The Two-State Illusion
Here’s another twist: 57% of Americans support an independent Palestinian state alongside Israel — near a 23-year high.
But when people living in the region were asked in 2025, only about 3 in 10 Israelis and Palestinians supported that outcome.
Americans now believe in a compromise that many directly involved no longer see as realistic.
The disconnect is stunning.
Why This Matters
Public opinion doesn’t change foreign policy overnight.
But eventually, it does.
For decades, U.S. military aid, diplomatic cover, and political backing for Israel were treated as sacred constants.
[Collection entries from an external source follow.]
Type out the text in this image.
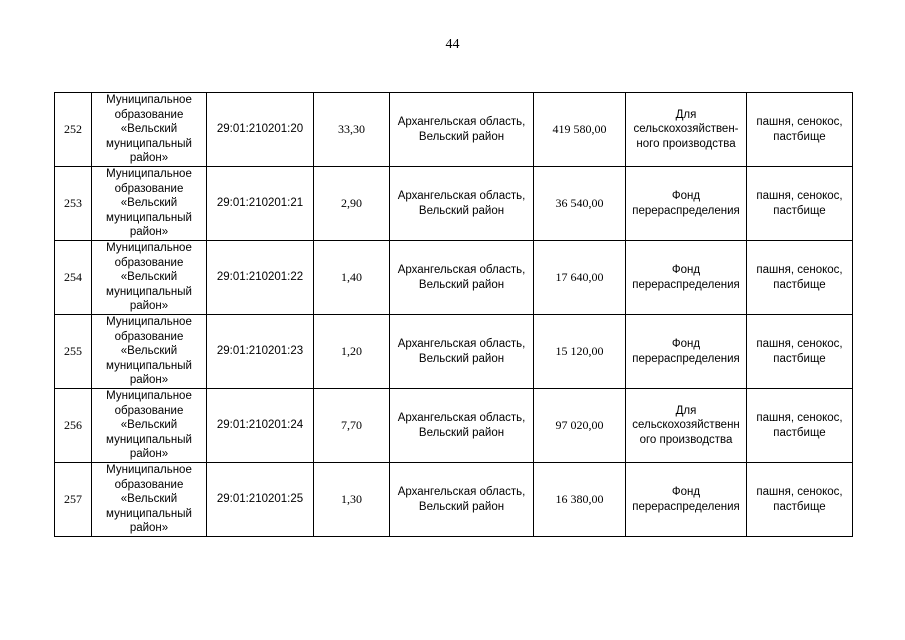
44
252	Муниципальное
образование
«Вельский
муниципальный
район»	29:01:210201:20	33,30	Архангельская область,
Вельский район	419 580,00	Для
сельскохозяйствен-
ного производства	пашня, сенокос,
пастбище

253	Муниципальное
образование
«Вельский
муниципальный
район»	29:01:210201:21	2,90	Архангельская область,
Вельский район	36 540,00	Фонд
перераспределения	пашня, сенокос,
пастбище

254	Муниципальное
образование
«Вельский
муниципальный
район»	29:01:210201:22	1,40	Архангельская область,
Вельский район	17 640,00	Фонд
перераспределения	пашня, сенокос,
пастбище

255	Муниципальное
образование
«Вельский
муниципальный
район»	29:01:210201:23	1,20	Архангельская область,
Вельский район	15 120,00	Фонд
перераспределения	пашня, сенокос,
пастбище

256	Муниципальное
образование
«Вельский
муниципальный
район»	29:01:210201:24	7,70	Архангельская область,
Вельский район	97 020,00	Для
сельскохозяйственн
ого производства	пашня, сенокос,
пастбище

257	Муниципальное
образование
«Вельский
муниципальный
район»	29:01:210201:25	1,30	Архангельская область,
Вельский район	16 380,00	Фонд
перераспределения	пашня, сенокос,
пастбище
If younger voters maintain these views, the next decade could look very different.
The numbers suggest something deeper than dissatisfaction with one war.
They suggest a moral and political shift in how Americans view power, occupation, and human rights in the Middle East.
Israel hasn’t lost America entirely.
But it has lost its automatic majority.
And in politics, once that’s gone, nothing is guaranteed anymore.